Sad part about all this is criminals will find a way to get around the law, and in many cases they will way up the aspect of what charge they would get from the decrypted data compared to a maximum 5 year one and pick the easiest option.


This is silly. If they misfile it, they'll ask for it again. If you say "I already gave it to you but you lost it, nyah nyah," they'll find you in contempt of court.

For that matter, if you're in the middle of trial and give them what they asked, but in the most massively inconvenient way you can think of, they'll find you in contempt of court.

Judges are not (usually) stupid.


There is nothing saying you can't then use the defence of you forgot the encryption key. Having previously provided it your obligation to the law is extinguished.

Judges are not stupid, not the easiest job to get and takes alot of work. They may not be experts in every feild they have to deal with though and in that they depend on expert witness's.

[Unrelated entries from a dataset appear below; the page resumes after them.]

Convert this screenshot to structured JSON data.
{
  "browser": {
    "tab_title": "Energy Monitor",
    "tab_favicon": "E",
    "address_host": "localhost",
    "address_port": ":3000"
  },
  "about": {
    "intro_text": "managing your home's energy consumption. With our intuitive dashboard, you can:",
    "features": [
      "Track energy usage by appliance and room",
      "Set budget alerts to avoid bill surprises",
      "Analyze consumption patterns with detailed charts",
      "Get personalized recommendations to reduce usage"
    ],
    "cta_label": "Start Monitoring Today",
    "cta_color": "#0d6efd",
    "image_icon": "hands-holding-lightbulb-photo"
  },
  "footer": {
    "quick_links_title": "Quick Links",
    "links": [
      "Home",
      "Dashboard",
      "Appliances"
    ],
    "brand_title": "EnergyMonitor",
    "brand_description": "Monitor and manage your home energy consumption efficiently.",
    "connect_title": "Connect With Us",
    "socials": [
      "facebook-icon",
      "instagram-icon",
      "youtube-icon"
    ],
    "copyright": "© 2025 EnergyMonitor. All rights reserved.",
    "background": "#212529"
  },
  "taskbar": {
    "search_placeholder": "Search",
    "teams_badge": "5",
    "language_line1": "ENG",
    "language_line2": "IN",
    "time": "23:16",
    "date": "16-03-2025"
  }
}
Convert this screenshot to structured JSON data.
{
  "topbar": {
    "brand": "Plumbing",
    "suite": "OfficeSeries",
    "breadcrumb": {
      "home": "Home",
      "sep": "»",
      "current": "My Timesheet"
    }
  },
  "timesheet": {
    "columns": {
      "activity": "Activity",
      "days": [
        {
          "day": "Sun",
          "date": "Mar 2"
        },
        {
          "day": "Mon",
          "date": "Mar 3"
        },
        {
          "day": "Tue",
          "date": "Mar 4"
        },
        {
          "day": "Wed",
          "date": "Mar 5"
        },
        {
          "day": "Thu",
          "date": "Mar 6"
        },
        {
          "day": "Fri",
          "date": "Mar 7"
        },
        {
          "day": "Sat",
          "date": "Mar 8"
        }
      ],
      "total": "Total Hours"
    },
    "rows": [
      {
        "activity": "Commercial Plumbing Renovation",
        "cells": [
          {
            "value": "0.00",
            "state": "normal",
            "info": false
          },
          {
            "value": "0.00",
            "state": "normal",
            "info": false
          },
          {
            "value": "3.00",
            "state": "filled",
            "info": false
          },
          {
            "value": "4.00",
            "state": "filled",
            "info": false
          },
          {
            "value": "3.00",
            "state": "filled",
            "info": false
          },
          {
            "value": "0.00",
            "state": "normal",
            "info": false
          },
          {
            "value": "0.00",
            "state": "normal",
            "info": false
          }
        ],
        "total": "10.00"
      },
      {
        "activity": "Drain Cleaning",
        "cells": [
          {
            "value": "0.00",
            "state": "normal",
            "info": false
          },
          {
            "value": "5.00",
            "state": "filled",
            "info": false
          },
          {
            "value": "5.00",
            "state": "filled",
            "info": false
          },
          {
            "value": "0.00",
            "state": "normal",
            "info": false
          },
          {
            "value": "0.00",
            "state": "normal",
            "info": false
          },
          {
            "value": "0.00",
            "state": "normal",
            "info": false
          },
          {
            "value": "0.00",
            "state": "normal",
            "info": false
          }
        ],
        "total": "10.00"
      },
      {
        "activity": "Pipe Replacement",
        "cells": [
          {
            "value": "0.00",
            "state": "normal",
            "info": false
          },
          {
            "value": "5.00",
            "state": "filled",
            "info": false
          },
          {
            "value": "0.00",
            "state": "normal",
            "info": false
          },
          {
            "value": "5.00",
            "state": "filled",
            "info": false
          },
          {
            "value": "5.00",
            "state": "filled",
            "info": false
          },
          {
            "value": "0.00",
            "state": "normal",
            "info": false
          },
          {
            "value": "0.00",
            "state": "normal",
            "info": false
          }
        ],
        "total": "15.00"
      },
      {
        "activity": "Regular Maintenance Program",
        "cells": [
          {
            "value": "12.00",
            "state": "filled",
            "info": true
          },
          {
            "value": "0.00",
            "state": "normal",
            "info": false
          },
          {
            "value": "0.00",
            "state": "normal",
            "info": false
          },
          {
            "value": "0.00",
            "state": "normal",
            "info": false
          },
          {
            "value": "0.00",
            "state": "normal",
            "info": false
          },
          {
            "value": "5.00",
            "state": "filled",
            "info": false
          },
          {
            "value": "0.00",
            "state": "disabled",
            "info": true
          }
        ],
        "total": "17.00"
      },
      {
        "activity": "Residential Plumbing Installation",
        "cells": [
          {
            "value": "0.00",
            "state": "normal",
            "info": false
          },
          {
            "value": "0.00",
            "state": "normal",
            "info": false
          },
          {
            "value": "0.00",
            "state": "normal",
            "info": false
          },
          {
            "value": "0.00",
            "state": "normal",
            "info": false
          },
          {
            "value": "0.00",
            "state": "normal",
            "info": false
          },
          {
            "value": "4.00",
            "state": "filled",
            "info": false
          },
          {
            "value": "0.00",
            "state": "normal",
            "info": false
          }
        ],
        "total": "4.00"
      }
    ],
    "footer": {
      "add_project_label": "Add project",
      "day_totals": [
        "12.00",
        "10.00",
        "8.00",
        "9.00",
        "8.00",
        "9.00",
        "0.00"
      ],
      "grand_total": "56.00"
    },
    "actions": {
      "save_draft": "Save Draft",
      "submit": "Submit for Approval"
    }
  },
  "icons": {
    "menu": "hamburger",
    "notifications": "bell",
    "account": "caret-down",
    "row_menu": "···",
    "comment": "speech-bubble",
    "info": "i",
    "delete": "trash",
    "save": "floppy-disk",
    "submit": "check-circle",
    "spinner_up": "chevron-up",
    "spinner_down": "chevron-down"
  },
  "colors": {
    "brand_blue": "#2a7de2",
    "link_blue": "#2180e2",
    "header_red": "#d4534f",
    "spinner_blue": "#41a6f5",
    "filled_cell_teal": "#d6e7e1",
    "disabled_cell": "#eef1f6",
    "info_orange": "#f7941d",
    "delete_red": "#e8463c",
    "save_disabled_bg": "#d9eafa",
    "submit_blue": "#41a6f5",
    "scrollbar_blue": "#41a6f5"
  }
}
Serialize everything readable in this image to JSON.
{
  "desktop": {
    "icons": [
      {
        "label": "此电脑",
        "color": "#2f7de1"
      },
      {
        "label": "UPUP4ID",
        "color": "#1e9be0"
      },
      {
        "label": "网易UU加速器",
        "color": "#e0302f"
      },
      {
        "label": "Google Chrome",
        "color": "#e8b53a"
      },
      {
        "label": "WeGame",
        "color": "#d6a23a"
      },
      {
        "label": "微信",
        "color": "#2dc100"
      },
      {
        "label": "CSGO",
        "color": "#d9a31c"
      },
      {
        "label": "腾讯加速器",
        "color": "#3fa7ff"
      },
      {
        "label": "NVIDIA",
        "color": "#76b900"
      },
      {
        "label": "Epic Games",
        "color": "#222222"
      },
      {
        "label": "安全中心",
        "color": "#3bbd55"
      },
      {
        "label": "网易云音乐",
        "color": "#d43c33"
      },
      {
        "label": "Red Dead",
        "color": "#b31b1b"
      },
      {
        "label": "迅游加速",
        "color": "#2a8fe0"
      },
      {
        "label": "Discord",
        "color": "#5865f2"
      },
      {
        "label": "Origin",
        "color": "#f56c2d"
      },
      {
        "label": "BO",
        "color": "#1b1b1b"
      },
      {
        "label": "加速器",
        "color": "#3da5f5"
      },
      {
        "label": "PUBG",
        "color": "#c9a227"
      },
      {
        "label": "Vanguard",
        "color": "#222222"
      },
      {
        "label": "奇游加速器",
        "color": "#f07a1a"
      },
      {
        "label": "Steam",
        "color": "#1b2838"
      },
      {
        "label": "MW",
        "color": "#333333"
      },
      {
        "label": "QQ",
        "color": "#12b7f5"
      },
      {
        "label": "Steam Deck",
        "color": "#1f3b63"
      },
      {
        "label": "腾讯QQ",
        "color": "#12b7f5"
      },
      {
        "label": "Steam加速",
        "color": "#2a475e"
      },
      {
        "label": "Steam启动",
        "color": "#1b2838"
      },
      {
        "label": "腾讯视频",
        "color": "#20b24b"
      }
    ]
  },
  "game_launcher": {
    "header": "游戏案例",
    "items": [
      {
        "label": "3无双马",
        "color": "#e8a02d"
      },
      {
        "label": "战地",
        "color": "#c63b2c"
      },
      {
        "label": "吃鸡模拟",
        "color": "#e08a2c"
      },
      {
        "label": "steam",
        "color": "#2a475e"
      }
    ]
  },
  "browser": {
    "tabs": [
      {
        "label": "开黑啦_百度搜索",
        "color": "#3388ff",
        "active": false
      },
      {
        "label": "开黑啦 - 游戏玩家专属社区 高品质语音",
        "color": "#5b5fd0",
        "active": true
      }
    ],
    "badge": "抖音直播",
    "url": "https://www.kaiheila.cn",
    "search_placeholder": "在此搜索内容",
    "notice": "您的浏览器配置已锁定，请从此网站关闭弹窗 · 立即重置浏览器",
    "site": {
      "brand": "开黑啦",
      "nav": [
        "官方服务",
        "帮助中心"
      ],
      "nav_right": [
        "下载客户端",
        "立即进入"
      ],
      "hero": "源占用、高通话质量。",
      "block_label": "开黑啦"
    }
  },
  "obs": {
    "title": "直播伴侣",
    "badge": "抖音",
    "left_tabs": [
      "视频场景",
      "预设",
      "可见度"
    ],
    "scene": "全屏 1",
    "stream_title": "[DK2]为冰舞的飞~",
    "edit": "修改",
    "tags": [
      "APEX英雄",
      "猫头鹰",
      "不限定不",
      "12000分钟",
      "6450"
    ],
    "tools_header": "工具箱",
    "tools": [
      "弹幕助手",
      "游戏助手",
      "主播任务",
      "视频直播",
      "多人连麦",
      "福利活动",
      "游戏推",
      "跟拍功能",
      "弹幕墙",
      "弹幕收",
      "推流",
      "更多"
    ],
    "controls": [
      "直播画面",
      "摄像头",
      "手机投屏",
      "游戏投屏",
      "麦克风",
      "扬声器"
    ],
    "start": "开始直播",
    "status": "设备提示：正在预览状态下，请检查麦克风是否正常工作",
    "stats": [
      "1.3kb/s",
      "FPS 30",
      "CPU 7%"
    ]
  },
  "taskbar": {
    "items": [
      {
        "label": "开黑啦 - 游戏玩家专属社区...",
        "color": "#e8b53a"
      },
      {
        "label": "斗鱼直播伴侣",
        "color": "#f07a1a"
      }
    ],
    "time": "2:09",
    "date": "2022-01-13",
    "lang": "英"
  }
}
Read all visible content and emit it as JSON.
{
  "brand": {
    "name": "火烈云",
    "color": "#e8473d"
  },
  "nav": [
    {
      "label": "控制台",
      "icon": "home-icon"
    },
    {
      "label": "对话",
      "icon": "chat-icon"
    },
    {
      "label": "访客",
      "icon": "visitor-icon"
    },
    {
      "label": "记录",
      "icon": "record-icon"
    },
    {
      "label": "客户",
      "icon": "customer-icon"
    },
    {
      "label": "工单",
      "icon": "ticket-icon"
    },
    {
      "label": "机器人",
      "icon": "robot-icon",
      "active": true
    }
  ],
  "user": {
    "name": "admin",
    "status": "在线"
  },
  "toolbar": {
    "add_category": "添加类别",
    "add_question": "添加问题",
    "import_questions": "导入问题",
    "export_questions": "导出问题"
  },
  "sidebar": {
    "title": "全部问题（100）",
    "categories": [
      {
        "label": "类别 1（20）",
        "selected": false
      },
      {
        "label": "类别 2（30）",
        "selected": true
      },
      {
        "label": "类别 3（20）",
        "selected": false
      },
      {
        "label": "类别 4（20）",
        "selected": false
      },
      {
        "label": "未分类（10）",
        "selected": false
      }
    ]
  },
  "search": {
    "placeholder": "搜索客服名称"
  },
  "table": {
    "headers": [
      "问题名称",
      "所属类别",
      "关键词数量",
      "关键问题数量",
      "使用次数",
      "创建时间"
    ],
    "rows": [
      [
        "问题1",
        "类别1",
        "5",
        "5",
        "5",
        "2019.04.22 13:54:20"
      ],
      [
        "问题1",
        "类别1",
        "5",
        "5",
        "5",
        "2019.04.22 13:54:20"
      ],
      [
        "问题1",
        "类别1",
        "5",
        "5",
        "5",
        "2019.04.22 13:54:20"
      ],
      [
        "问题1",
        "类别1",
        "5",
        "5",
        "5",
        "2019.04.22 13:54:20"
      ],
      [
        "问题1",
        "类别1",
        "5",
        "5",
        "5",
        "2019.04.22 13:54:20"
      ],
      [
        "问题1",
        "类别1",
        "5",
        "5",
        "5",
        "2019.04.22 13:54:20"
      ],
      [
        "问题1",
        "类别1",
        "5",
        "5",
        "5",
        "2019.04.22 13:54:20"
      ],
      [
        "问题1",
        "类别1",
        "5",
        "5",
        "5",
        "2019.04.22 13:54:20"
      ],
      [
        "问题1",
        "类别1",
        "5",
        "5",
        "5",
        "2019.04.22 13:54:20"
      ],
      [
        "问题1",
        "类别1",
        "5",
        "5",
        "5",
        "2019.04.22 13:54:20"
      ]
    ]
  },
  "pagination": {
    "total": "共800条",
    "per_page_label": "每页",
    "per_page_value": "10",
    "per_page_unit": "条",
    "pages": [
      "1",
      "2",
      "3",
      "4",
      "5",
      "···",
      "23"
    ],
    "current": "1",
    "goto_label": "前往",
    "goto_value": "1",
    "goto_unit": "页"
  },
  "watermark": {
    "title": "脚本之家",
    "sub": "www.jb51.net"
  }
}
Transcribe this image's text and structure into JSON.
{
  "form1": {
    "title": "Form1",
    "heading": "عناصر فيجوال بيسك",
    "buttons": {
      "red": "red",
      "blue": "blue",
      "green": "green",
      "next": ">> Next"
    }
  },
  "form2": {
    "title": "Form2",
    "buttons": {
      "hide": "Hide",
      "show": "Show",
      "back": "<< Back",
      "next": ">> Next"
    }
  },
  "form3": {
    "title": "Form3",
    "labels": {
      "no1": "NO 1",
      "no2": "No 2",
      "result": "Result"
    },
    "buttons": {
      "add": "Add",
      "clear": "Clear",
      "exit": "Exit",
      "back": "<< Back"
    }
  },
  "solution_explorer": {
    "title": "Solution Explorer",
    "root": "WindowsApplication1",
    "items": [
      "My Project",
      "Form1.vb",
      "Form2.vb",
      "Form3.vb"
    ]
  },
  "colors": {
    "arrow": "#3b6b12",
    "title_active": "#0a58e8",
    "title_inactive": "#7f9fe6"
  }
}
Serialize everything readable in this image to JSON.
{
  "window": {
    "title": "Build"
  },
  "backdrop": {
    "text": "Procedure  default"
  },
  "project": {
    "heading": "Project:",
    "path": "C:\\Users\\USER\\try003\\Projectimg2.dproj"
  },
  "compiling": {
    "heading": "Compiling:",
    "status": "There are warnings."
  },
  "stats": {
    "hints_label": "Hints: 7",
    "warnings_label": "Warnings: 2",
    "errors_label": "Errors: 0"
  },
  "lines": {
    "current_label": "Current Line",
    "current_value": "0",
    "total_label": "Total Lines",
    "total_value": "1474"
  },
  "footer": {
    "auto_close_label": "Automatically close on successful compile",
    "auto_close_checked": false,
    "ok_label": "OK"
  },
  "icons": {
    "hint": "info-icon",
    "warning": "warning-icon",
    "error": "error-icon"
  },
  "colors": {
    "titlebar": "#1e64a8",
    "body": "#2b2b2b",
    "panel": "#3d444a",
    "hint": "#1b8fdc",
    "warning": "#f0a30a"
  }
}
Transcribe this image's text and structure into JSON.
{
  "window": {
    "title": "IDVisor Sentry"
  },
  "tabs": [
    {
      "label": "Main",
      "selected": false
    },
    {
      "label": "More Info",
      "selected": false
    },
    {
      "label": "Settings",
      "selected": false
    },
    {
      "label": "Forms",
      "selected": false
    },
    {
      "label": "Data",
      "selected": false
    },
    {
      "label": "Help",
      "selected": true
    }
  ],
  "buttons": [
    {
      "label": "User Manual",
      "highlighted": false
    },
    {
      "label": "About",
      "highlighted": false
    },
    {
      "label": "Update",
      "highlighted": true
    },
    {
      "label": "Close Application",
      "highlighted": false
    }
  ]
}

The point being that it is a silly flawed law and the approach I outlined is one which is just as silly, yet still compitulates with the letter of the law fully.

Now if your in a situation were you are having to defend raw random encrypted looking data that is just raw data, then is the onus upon yoruself to prove it's just random data and if not anybody could say its not encyrpted its random data, could they not?

Question is how should the law actualy handle the situation were some data from a criminal activity is encrypted and would requitre 1000 years to brute force? This law was a way to cover those situations. It's not perfect and in many respects is down right offencive. But it's like this - if you have nothing to hide then why should you be made to feel like a criminal. That is the real crux of the matter, though some people may view it entirely differently. Heck a badly spelt/grammer document could be deemed as hiding encrypted data when it is just bad spelling/grammer or it could actualy be encypted/obfiscated data hidden within the document. you just can't tell and that is were it starts to get realy realy messy.


Ticking of the police is not against the law

No, but wasting police time is.


Very true but not when they waste there own time. Personly it is a silly law made out of panic and in that is flawed. My approach just highlights the sillyness of the law in itself. I love the police but there again I don't break the law.

The point being that whilst your obligated to provide the key, there is nothing saying how that key is provided and that is another flaw in a flawed law. Though some people are taking it too literaly I suspect.

Until there is a case of this law being used to actualy procecute somebody unfairly and unjustly then it is hard to argue it's flaws, but we all see those flaws and shortcommings, like many things in life. Nothing is perfect.